Recently, the U.S. Cybersecurity and Infrastructure Security Agency (CISA) released a list.
This list outlines categories of IT software and hardware products frequently procured by the federal government that use cryptographic algorithms in encryption or authentication processes.
The guidance covers technologies including: cloud services (such as PaaS and IaaS), collaboration software, web software (browsers and servers), and endpoint security tools (providing full-disk encryption and data-at-rest encryption capabilities).
CISA cites these products as examples, arguing that the post-quantum cryptography standards they employ are "widely available" and designed to "protect sensitive information even after the advent of cryptographically capable quantum computers (CRQC)."
Facing the long-term threat of quantum computing
Currently, the US federal government is operating under an executive order requiring agencies to migrate most of their high-value systems and equipment to post-quantum encryption by 2035.
Last year, the Trump administration also discussed with allies and quantum industry executives whether to further advance this timeline through a new executive order.
However, the transition to quantum-resistant encryption protocols is widely considered an unprecedented social engineering project.
This process requires not only collaboration between hardware and software vendors but also relies on various standards organizations, protocol systems, and the underlying processes and infrastructure supporting internet data transmission.
These factors collectively determine how data is encrypted, transmitted, and verified on the internet.
The complexities of reality are creating a highly unbalanced market environment for technology purchasers: on the one hand, they are required to deploy post-quantum encryption solutions as quickly as possible; on the other hand, they lack mature, complete, and verifiable technological systems to support them.
"PQC availability" does not equate to "quantum security".
In addition to relatively mature technology areas, CISA also listed several other technology categories, stating that vendors should be "encouraged" to implement and test PQC capabilities in these areas, including: network hardware and network software, Software-as-a-Service (SaaS) password managers, intrusion detection systems, and other security tools.

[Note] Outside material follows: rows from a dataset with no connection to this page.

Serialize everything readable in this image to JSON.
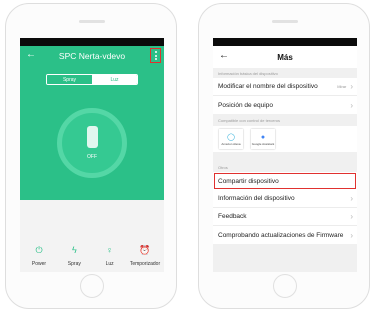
{
  "left_screen": {
    "header": {
      "title": "SPC Nerta-vdevo"
    },
    "toggle": {
      "spray": "Spray",
      "light": "Luz"
    },
    "device": {
      "state": "OFF"
    },
    "controls": [
      {
        "label": "Power",
        "icon": "power-icon"
      },
      {
        "label": "Spray",
        "icon": "spray-icon"
      },
      {
        "label": "Luz",
        "icon": "bulb-icon"
      },
      {
        "label": "Temporizador",
        "icon": "alarm-icon"
      }
    ]
  },
  "right_screen": {
    "header": {
      "title": "Más"
    },
    "section_basic": "Información básica del dispositivo",
    "modify_name": {
      "label": "Modificar el nombre del dispositivo",
      "value": "Mirar"
    },
    "position": {
      "label": "Posición de equipo"
    },
    "section_assistants": "Compatible con control de terceros",
    "assistants": [
      {
        "name": "Amazon Alexa",
        "icon": "alexa-icon"
      },
      {
        "name": "Google Assistant",
        "icon": "google-assistant-icon"
      }
    ],
    "section_others": "Otros",
    "share": {
      "label": "Compartir dispositivo"
    },
    "device_info": {
      "label": "Información del dispositivo"
    },
    "feedback": {
      "label": "Feedback"
    },
    "firmware": {
      "label": "Comprobando actualizaciones de Firmware"
    }
  },
  "colors": {
    "accent": "#2bc088",
    "highlight": "#e0312f"
  }
}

However, even the technology categories listed by CISA as "seemingly PQC secure" have a key prerequisite:
The vast majority of these only support post-quantum standards in key encapsulation and key negotiation, and have not yet implemented PQC in digital signatures or authentication.

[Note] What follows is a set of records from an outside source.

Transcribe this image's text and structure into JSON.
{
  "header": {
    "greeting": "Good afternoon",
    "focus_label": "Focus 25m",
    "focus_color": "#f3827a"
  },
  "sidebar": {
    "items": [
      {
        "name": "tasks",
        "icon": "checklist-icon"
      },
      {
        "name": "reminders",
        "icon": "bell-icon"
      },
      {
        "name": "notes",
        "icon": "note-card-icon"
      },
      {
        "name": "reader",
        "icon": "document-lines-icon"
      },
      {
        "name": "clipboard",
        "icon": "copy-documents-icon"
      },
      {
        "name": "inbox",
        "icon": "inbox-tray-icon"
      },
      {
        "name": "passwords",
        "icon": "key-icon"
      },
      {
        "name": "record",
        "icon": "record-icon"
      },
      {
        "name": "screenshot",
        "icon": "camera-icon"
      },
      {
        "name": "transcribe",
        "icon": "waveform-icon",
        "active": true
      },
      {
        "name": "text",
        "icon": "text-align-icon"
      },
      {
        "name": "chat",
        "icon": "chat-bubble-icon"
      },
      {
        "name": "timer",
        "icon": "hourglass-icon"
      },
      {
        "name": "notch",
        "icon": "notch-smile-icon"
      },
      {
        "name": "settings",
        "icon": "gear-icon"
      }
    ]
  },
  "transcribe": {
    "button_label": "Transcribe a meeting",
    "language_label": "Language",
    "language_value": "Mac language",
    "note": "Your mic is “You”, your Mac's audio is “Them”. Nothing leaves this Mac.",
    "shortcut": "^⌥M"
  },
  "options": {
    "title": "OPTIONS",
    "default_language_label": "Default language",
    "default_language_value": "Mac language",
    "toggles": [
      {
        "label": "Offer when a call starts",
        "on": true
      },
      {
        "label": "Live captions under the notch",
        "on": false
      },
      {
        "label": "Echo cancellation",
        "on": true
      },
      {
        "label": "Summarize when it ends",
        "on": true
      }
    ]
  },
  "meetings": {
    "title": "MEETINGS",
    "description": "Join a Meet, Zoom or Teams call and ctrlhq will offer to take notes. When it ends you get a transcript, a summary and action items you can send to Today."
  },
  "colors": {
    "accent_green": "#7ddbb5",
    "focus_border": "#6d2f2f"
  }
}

Adopting post-quantum cryptography also means reconstructing a large portion of the core backend infrastructure supporting encrypted internet communication.
Some mainstream protocols (such as SSH and TLS) have already done foundational work in this direction, but overall progress remains limited.
Surabhi Dahal of Encryption Consulting pointed out in September 2025 that most protocols are still in their early stages, with related proposals still being drafted, and prototypes being developed and tested to assess how quantum-safe methods can be integrated into existing systems.
A 2024 study by Pacific Northwest National Laboratory (PNNL) investigated the technological challenges of post-quantum migration in the industrial sector, focusing solely on electric vehicle charging infrastructure. The study found numerous internal and external hurdles, including “interoperability concerns, the computational and memory requirements of PQC algorithms, and the organization’s readiness for this transition.”
Roberta Faux, Head of Cryptography and Field CTO at post-quantum cryptography services company Arqit, stated that the CISA guidelines “omit many” the details needed to guide organizations in addressing post-quantum security options.
For example, she noted that the document provides little guidance on how to build a cryptographic asset inventory or timeline, what performance data should be used to measure trade-offs, how CISA measures or defines “PQC-capable,” and how to build hybrid models.
She pointed out that the document “feels optimized for procurement compliance rather than security outcomes.” Peter Bentley, COO of Patero, another post-quantum cryptography company, expressed a similar view, pointing out that "the hardest part isn't choosing a post-quantum algorithm, but understanding where cryptography actually exists," because most organizations don't have a detailed asset inventory.
Due to the lack of robust cryptographic asset visibility in most organizations, he believes that without a systematic cryptographic discovery and inventory management mechanism: "'PQC-enabled' easily becomes a marketing label rather than a verifiable, genuine capability, especially in hybrid or multi-vendor environments."
Faux further points out that the CISA guidelines actually acknowledge a core weakness in current post-quantum migrations: most vendor solutions labeled "PQC-available" only cover parts of the cryptographic process; critical functions such as digital signatures or key establishment still rely on traditional encryption mechanisms.
She emphasizes that the evolution of cryptographic systems typically takes decades, requiring repeated trade-offs between interoperability, performance, and operational costs, often resulting in a "long-term unfinished product phase."
Notably, a footnote in the CISA document also acknowledges that:
The two NIST-approved post-quantum signature algorithms, ML-DSA and SLH-DSA, currently lack mature production-grade implementation support.
Regarding this, Faux states, "This is not a limitation to be taken lightly."
She warns that key negotiation without quantum-safe authentication has very limited security value. Attackers can still forge certificates, impersonate terminals, or launch man-in-the-middle attacks.